Open ChrisMuki opened 2 years ago
Hi Chris!
Parquet4s doesn't expose file schema in its own API (it is a thing that could be added). However, you can easily access it by calling the original Java API that Parquet4s is using under the hood. Check org.apache.parquet.hadoop.ParquetFileReader
, e.g.:
val reader = ParquetFileReader.open(inputFile, readerOptions)
try {
val schema: MessageType = reader.getFileMetaData.getSchema
...
} finally reader.close()
Regarding
a complete list of how to map scala types properly to fields
check the content of TypedSchemaDef
I mean... use this type class implicitly or explicitly to obtain type mapping. Check also a quite rich API of RowParquetRecord
First i want to thank you for this great library!
I need to merge hundreds of small parquet files into bigger ones.
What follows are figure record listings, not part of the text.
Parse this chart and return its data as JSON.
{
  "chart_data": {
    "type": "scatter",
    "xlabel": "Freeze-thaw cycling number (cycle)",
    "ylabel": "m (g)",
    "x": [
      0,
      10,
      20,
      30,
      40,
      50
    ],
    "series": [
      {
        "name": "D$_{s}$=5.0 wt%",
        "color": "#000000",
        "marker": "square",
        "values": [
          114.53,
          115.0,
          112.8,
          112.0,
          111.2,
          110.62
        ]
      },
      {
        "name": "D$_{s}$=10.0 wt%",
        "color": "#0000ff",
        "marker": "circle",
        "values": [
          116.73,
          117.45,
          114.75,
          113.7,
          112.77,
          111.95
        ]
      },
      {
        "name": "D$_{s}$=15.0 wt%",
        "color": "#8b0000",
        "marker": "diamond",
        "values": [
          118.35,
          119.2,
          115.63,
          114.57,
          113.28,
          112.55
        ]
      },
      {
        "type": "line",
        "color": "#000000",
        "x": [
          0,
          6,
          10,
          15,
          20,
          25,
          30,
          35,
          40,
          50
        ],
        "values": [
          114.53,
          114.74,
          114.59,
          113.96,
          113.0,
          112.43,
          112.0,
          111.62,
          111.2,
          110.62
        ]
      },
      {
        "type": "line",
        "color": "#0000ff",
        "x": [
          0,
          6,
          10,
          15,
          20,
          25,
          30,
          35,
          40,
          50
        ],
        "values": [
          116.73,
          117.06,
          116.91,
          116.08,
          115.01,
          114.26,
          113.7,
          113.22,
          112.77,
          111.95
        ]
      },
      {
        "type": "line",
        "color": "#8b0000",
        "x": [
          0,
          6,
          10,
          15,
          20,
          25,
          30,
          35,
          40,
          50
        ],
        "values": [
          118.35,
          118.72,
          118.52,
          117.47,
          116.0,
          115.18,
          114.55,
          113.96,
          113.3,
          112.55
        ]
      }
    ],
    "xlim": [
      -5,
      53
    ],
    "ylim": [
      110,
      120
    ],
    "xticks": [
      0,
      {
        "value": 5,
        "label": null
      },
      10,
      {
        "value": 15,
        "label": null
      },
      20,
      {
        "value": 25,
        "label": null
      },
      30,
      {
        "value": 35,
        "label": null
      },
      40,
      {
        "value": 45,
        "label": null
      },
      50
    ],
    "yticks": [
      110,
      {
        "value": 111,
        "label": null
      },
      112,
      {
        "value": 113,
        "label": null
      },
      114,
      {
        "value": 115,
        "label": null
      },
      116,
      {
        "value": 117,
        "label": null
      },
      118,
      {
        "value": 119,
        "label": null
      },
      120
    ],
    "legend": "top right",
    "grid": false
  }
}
Sadly they are not all the same schema (e.g. missing columns), nor is the schema known at compile time.
I am just wondering what would be the most eficient way to get only the schema of a parquet file. Currently i am looking into the first RowParquetRecord but as there might be NullValues....
Further, i am interested if there is a complete list of how to map scala types properly to fields, like this
Types.primitive(INT32, OPTIONAL).as(LogicalTypeAnnotation.dateType()).named(Birthday)
Thanks